Let’s break apart the bundle.

Cash

– you want this on the best terms possible. The brand is irrelevant here. Kleiner Perkins and Sequoia have built their brands by generating huge returns for their investors first and foremost, but at least a portion of that comes from undervaluing your startup. Best terms means a great valuation, small up-front option pool (you can always issue more later, diluting everyone, not just the pre-money common), small liquidation preference (1X, non-participating), and weak anti-dilution. You do have to be careful in that your investors will block exits that don’t make them a certain minimum rate-of-return on their investment, so you probably shouldn’t take money at a valuation higher than 1/3 of what a modest exit looks like.

Advice

– Suppose that you have a brilliant investor on your Board. The in-demand investors are on about 8-10 Boards. They spend about half their time looking for new deals. And being older and having money, they usually spend more of their time on philanthropy, social events, vacations. Meaning that, if you’re lucky, they allocate one solid business day per company per month, and usually not even that. That’s barely enough time to keep up-to-date with what you’re doing, let alone “build the company.” Be pragmatic and select your investors for good judgement, unity of vision, and for their humility and willingness to treat you as peers (you’ll have to look long and hard for that last one). If you want “Value Add,” that can be purchased more cheaply elsewhere – an external Board member can be hand picked and will cost a small fraction of what an expensive VC will, and comes without the Control. If you’re looking for someone to “open doors,” that almost never works. Big companies deal with you based on your merits, momementum and timing, not based on which big-shot happened to introduce you. A side-note: the individual VC partner on your Board matters a lot more than the firm’s name does, so write the partner’s name into the termsheet, and if that partner leaves the firm, make sure that you have to consent to the replacement.

Control

– Ay, here’s the rub. A once-a-month part-timer with mis-aligned incentives (different class of stock) and an MBA, who controls your destiny. To minimize control, assemble your investor syndicates yourself, retain Board majority if you can, or at least give the outsider seat to a truly unbiased advisor, and don’t be afraid to exert independence when needed. If you’re moving around Powerpoint formats to please your Board members, you’ve already lost this one… Realize that even minority shareholders can sink future financings by not participating, so VC investors will always have more control over the company than you might like, so you have to constantly work at keeping an alignment of incentives.

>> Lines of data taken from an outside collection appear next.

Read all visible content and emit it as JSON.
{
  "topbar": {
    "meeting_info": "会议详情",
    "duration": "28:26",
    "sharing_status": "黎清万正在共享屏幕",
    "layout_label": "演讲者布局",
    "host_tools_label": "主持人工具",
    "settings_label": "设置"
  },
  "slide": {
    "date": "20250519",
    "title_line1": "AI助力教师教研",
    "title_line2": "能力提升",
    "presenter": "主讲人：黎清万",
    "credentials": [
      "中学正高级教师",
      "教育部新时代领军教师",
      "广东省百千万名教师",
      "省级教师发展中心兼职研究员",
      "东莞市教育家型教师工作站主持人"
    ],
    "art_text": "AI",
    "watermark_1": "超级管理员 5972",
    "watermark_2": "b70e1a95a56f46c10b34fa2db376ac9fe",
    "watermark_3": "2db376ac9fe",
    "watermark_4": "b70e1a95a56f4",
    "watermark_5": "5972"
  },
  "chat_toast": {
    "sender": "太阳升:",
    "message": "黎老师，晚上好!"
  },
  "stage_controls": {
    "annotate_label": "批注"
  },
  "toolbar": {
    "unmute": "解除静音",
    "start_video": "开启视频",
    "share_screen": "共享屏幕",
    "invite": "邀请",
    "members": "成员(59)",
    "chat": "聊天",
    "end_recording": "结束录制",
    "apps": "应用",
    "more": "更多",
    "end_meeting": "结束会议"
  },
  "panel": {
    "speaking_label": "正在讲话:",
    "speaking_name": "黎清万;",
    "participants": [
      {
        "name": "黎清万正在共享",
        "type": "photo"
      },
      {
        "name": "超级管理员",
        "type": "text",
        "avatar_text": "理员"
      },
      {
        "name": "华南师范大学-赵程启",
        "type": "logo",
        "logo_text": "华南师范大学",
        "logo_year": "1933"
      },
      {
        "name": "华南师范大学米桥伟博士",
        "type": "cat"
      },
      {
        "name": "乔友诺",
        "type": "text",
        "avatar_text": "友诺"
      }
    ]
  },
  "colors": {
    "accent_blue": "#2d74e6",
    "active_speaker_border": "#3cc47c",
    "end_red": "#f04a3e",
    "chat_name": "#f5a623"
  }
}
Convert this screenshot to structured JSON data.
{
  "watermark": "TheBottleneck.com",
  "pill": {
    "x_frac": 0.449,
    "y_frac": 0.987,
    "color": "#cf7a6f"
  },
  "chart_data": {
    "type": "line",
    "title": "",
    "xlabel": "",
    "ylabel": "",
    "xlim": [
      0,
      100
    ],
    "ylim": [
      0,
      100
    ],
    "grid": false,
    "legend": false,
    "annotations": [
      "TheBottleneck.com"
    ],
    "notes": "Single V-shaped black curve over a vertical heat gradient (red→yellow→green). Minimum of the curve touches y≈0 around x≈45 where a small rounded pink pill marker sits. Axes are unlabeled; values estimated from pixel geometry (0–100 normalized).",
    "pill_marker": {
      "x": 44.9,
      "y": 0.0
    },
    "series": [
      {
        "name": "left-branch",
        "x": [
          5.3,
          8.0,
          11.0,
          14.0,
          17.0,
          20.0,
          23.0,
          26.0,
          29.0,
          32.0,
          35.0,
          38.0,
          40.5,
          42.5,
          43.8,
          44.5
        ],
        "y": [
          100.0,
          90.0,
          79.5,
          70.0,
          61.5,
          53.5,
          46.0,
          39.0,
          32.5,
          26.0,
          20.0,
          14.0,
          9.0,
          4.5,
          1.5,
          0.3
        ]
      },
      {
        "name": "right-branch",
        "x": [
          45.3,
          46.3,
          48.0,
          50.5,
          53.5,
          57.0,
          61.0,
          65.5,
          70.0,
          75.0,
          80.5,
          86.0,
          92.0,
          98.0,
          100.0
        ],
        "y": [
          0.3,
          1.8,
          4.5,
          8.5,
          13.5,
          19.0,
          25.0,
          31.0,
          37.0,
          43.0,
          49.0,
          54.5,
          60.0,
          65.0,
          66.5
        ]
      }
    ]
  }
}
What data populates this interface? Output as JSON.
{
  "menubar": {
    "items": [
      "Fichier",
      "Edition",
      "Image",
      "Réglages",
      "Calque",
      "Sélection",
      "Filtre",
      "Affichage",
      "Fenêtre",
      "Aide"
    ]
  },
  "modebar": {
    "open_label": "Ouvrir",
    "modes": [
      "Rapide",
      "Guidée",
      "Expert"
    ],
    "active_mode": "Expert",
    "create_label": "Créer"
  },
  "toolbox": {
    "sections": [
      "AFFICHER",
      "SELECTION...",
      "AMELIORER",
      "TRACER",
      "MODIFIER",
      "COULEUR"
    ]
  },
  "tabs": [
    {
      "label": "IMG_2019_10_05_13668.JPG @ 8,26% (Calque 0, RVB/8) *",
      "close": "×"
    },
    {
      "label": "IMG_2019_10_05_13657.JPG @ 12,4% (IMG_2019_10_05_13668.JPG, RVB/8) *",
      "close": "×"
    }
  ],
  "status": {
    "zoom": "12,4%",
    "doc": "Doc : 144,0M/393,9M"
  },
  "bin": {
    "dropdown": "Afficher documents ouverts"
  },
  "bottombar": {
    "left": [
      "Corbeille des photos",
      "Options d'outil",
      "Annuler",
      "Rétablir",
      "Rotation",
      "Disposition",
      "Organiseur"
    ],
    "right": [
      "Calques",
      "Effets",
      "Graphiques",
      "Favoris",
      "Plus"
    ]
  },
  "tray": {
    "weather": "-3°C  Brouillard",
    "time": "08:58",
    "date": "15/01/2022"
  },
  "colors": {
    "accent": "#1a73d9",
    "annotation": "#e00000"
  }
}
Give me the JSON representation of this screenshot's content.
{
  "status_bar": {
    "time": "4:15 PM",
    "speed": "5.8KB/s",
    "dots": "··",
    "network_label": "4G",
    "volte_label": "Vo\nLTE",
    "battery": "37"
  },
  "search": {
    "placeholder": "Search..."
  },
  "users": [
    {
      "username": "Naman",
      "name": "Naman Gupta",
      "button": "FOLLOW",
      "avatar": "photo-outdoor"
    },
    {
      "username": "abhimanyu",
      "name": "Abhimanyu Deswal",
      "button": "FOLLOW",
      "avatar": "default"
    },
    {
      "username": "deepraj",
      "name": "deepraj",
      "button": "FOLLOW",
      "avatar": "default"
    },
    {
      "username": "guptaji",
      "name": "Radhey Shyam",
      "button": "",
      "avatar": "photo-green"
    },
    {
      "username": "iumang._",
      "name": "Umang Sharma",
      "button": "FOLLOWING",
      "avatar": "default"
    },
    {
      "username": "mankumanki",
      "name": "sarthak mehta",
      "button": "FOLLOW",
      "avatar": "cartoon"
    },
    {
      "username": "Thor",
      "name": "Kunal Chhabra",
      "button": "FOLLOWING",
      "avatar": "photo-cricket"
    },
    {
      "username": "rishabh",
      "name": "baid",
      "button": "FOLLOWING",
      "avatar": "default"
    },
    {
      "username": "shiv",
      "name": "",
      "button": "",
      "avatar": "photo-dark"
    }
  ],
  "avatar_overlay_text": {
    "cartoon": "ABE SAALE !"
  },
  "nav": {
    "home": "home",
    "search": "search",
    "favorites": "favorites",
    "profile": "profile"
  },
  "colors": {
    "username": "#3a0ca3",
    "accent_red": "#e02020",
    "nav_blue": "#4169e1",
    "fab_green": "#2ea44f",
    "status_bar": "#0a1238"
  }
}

Google did a masterful job with this – Larry Page and Sergei Brin raised money at a high valuation, insisted on the best advisors (Doerr and Moritz – no unbundling here), and kept control of the company, the CEO recruiting, and the going-public process throughout. Rumor has it that at one point, the VC investors, un-accustomed to taking a back seat, were offered their money back! Needless to say, they didn’t take it.